Use GenomicsDBImport to extract coding regions from 88 human WGS GVCFs

I want to extract coding regions from 88 WGS GVCFs using GenomicsDBImport (followed by GenotypeGVCFs). I have a list of ~222,000 intervals and was thinking of using the -merge-input-intervals parameter (if appropriate for WGS), and scattering the process using 10 different jobs. Is that a good way to speed up the process? I am using GATK ( but I can't use Cromwell on our local servers. Thanks!

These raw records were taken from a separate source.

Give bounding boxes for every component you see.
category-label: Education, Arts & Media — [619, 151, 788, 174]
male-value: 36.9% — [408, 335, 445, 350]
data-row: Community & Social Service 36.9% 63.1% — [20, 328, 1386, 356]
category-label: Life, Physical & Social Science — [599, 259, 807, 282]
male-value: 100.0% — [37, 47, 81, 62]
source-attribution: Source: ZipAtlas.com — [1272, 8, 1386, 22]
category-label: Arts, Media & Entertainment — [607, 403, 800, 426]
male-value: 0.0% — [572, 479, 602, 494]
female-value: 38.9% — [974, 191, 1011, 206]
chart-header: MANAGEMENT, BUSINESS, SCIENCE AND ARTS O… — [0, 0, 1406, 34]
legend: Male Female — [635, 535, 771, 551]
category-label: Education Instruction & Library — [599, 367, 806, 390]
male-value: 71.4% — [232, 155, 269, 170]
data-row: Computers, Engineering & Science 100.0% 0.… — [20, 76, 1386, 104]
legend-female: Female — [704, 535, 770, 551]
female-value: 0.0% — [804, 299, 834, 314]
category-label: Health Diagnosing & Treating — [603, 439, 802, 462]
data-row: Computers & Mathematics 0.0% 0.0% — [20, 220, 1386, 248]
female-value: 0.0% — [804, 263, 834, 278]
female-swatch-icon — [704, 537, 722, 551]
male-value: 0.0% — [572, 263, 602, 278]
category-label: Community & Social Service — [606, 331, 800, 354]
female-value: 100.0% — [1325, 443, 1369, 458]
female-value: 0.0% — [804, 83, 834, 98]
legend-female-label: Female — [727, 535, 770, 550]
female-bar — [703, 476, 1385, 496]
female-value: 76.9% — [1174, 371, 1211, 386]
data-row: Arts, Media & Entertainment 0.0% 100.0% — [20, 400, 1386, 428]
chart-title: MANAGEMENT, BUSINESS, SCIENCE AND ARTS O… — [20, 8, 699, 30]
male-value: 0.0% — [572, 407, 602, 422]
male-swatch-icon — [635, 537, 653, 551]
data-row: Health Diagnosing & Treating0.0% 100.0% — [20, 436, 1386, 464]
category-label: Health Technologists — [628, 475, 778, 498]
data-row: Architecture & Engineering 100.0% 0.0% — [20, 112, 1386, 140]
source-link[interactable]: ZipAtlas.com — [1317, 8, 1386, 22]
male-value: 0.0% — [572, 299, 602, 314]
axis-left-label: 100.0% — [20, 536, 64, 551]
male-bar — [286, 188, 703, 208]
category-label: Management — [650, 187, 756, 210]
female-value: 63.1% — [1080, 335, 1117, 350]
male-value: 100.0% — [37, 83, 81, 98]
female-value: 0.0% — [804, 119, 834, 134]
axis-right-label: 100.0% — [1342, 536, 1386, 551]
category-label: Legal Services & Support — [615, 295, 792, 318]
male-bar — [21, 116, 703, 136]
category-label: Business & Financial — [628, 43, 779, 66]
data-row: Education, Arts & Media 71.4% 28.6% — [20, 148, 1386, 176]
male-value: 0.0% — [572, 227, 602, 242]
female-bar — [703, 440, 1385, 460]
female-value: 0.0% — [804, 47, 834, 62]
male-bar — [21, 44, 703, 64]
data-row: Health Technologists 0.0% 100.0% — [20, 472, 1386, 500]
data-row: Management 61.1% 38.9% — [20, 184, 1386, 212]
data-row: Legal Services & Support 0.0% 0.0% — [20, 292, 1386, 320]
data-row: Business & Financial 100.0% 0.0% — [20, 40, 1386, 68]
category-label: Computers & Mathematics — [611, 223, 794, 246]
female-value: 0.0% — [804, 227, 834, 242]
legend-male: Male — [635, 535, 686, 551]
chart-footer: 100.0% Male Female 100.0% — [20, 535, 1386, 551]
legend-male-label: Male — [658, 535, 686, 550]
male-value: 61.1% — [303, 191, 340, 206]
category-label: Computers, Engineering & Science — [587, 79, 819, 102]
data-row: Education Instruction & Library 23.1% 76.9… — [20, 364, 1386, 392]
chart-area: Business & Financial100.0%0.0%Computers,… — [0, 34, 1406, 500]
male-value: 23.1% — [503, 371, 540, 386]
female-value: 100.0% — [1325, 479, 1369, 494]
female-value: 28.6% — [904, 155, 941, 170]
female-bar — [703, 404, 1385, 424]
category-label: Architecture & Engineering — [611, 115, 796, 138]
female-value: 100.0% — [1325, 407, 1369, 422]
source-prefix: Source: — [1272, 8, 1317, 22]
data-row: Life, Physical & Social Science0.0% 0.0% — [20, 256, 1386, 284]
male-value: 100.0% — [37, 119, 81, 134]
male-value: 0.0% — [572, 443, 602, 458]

  • bhanuGandhambhanuGandham Cambridge MAMember, Administrator, Broadie, Moderator admin

    Hi @etrepo

    I don't see why that process shouldn't work. So yes try it.

  • etrepoetrepo Member
    edited March 2019
    Hi @bhanuGandham

    Thanks! It's currently running but I wasn't sure this was the best way to speed up the process. Since it is recommended to use "manageable" intervals for GenomicsDBImport with WGS (i.e. smaller than a whole chromosome), I was just afraid that -merge-input-intervals would be equivalent to use a whole chromosome. For example, this is what I have inside one of the --genomicsdb-workspace chr1$28554$249214165. After >24h even for smaller chromosomes (chr14$19118515$107283791) it's still importing batch 1. Thanks!